Publikation: Empörung gegen die Technik

Für gewöhnlich bedeutet Philosophie für mich, zwecks Wahrheitssuche das eigene Ego auch mal beiseite zu lassen. Ich bin in dieser Hinsicht gegen jeden Relativismus, welcher etwa alle Wahrheit für subjektiv erklärt, um sich mit den eigenen Vorannahmen nicht befassen zu müssen, gegen „schlechten Relativismus“ also. Als ich auf die anlässlich der achten Berner Bücherwochen geplante Anthologie zum Thema Mensch sein, Herz haben, sich empören stieß, nahm ich das jedoch als Einladung, den Gefühlen zur Abwechslung freien Lauf zu lassen.

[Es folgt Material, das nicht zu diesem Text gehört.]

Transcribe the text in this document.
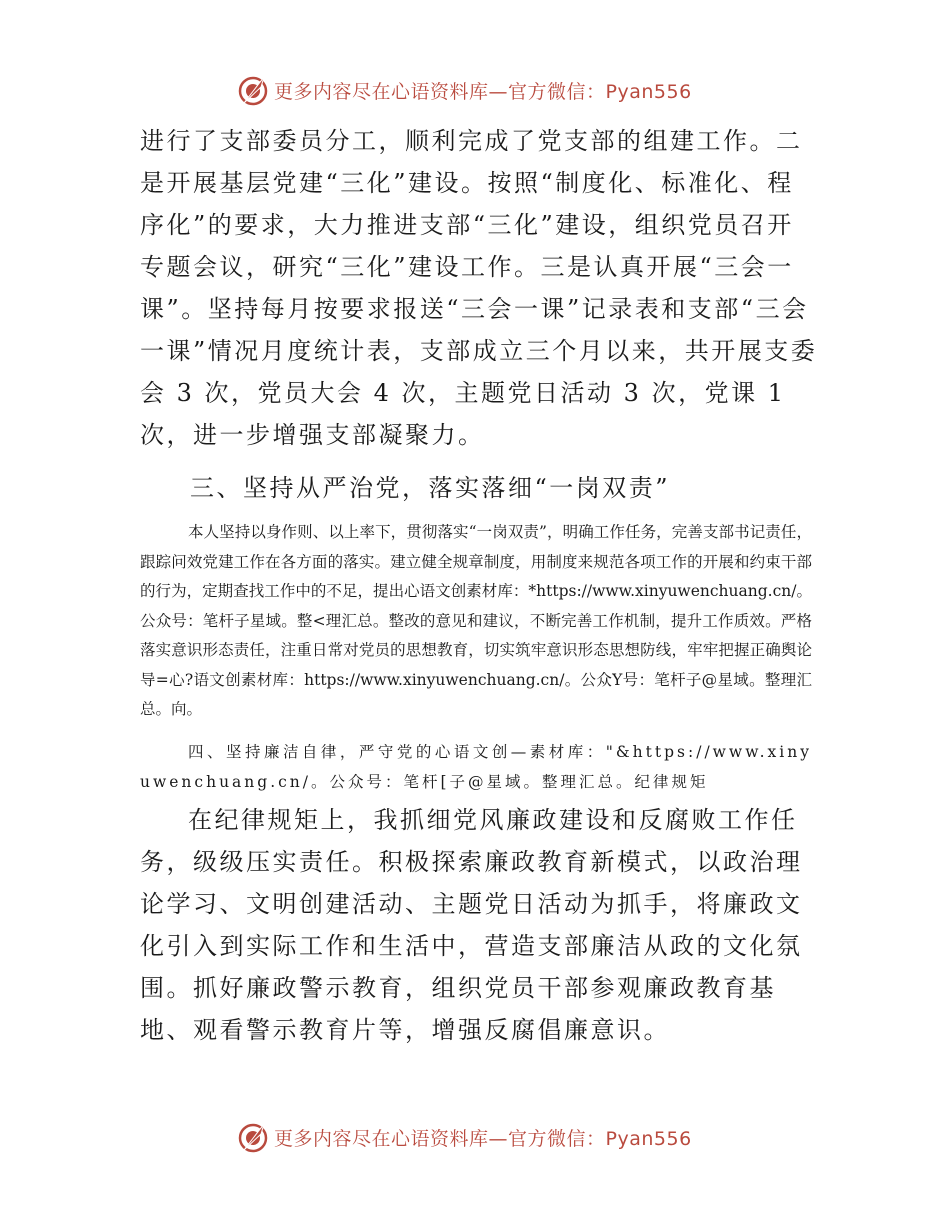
更多内容尽在心语资料库—官方微信：Pyan556

进行了支部委员分工，顺利完成了党支部的组建工作。二是开展基层党建“三化”建设。按照“制度化、标准化、程序化”的要求，大力推进支部“三化”建设，组织党员召开专题会议，研究“三化”建设工作。三是认真开展“三会一课”。坚持每月按要求报送“三会一课”记录表和支部“三会一课”情况月度统计表，支部成立三个月以来，共开展支委会 3 次，党员大会 4 次，主题党日活动 3 次，党课 1 次，进一步增强支部凝聚力。

三、坚持从严治党，落实落细“一岗双责”

本人坚持以身作则、以上率下，贯彻落实“一岗双责”，明确工作任务，完善支部书记责任，跟踪问效党建工作在各方面的落实。建立健全规章制度，用制度来规范各项工作的开展和约束干部的行为，定期查找工作中的不足，提出心语文创素材库：*https://www.xinyuwenchuang.cn/。公众号：笔杆子星域。整<理汇总。整改的意见和建议，不断完善工作机制，提升工作质效。严格落实意识形态责任，注重日常对党员的思想教育，切实筑牢意识形态思想防线，牢牢把握正确舆论导=心?语文创素材库：https://www.xinyuwenchuang.cn/。公众Y号：笔杆子@星域。整理汇总。向。

四、坚持廉洁自律，严守党的心语文创—素材库："&https://www.xinyuwenchuang.cn/。公众号：笔杆[子@星域。整理汇总。纪律规矩

在纪律规矩上，我抓细党风廉政建设和反腐败工作任务，级级压实责任。积极探索廉政教育新模式，以政治理论学习、文明创建活动、主题党日活动为抓手，将廉政文化引入到实际工作和生活中，营造支部廉洁从政的文化氛围。抓好廉政警示教育，组织党员干部参观廉政教育基地、观看警示教育片等，增强反腐倡廉意识。

更多内容尽在心语资料库—官方微信：Pyan556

Das Resultat Empörung gegen die Technik fällt entsprechend überzogen, pauschalisierend, verallgemeinernd, undifferenziert und, äh, eindimensional aus. Darin liegt ein gewisses Augenzwinkern; mein Anliegen bleibt jedoch ein ernstes, insofern ich hoffe, mit dieser meiner Provokation Dinge an- und auszusprechen, die sonst in der Unbewusstheit des Selbstverständlichen verborgen bleiben. Die erste von neun Seiten geht so:

Technikkritik ist heute verpönt. Die moderne Technik ist allgegenwärtig und unausweichlich. Bei näherer Betrachtung erweist sie sich aber als ein so zweischneidiges und vieldeutiges Phänomen, dass sie neben einem Chor des Jubels zumindest auch einen der Empörung verdient hat.
Technik ist eigentlich ein Mittel zum Zweck. Ihr Zweck ist selbst nichts Technisches. Kennzeichnend für die moderne Technik ist, dass sie als Selbstzweck und Sachzwang gehandhabt wird. Dadurch führt sie in die Irre: Eigentlich ertrinken die Industrienationen längst in ihrer Datenflut – wenn „wir“ noch mehr Digitalisierung brauchen, dann nur, um im Vergleich mit „anderen“ nicht ins Hintertreffen zu geraten, um im ökonomischen Wettstreit also die Oberhand zu behalten. Das ist reines Konkurrenzdenken. Die Konkurrenten werden ebenso denken, und fortschreitende Digitalisierung wird zur selbsterfüllenden Prophezeiung.
Das Thema Technik sprengt die Grenzen der meisten politischen Lager. Die Reflexion über sie eröffnet Potenziale für einen Dialog jenseits ausgetretener Pfase. Stimmen wir also ein Pamphlet gegen die Technik an – versuchen wir uns in einer Karaoke der Empörung. Mögen wir auch schief singen, so fallen wir doch wenigstens auf.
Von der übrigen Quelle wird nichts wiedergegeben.